100%|██████████| 3/3 [01:59<00:00, 39.81s/it]


In [10]:
cols = ['n_choices', 'deviation_ratio', 'explore', 'exploit', 'eps_greedy', 'ucb1_strategy']
data = np.array(vals)
df = pd.DataFrame(data, columns = cols)
cols.remove('deviation_ratio')
df[cols] = df[cols].astype('int')
df

Unnamed: 0,n_choices,deviation_ratio,explore,exploit,eps_greedy,ucb1_strategy
0,3,0.1,1801,2692,2488,2497
1,3,0.5,1801,2374,2433,2462
2,3,1.0,1796,2235,2338,2338
3,10,0.1,4948,8708,7779,7801
4,10,0.5,4948,7675,7579,7539
5,10,1.0,4989,7462,7145,7152
6,100,0.1,45489,73203,73998,75458
7,100,0.5,45292,70288,72056,71434
8,100,1.0,45897,67521,68164,68930


### Observations:

1. Exploration only is never the best strategy.

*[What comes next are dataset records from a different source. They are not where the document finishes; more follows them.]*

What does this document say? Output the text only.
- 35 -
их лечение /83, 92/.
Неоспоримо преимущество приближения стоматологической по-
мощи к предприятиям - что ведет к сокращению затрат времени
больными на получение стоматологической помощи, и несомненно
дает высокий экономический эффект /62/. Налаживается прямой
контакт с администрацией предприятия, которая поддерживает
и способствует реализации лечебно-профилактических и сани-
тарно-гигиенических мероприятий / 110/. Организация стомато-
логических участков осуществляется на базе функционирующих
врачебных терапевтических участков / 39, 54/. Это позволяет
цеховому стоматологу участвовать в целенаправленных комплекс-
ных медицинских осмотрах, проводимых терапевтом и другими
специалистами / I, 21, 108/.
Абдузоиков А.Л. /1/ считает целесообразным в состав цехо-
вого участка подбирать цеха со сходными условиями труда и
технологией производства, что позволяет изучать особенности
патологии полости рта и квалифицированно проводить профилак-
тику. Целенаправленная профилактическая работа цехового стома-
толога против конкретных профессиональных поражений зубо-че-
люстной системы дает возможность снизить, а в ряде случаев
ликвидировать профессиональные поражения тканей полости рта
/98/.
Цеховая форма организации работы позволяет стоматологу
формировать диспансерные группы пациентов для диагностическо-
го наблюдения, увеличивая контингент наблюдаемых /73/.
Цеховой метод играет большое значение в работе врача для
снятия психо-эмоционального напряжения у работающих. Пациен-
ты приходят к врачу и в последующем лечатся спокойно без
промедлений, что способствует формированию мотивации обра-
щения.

In other terms, randomization is not really a strategy. 

In [11]:
df[df['deviation_ratio']==0.1]

Unnamed: 0,n_choices,deviation_ratio,explore,exploit,eps_greedy,ucb1_strategy
0,3,0.1,1801,2692,2488,2497
3,10,0.1,4948,8708,7779,7801
6,100,0.1,45489,73203,73998,75458


In [12]:
df[df['deviation_ratio']==1]

Unnamed: 0,n_choices,deviation_ratio,explore,exploit,eps_greedy,ucb1_strategy
2,3,1.0,1796,2235,2338,2338
5,10,1.0,4989,7462,7145,7152
8,100,1.0,45897,67521,68164,68930


### Observations:

1. If deviation ratio is less, that means that there isn't much variation in happiness and so we need not explore it much. So, exploitation strategy dominates. 
2. However, if number of choices are high, it can compensate for lower deviation ratio, so mixture of exploitation-exploration is necessary.
3. At the same time, if deviation ratio is high, there is large variation in happiness which will be gauged after enough exploration and so exploration is necessary, so combination of exploration-exploitation dominates.

In [13]:
df[df['n_choices']==100]

Unnamed: 0,n_choices,deviation_ratio,explore,exploit,eps_greedy,ucb1_strategy
6,100,0.1,45489,73203,73998,75458
7,100,0.5,45292,70288,72056,71434
8,100,1.0,45897,67521,68164,68930


### Observations:

1. If number of choices increase, exploitation strategy doesn't dominate as you need exploration.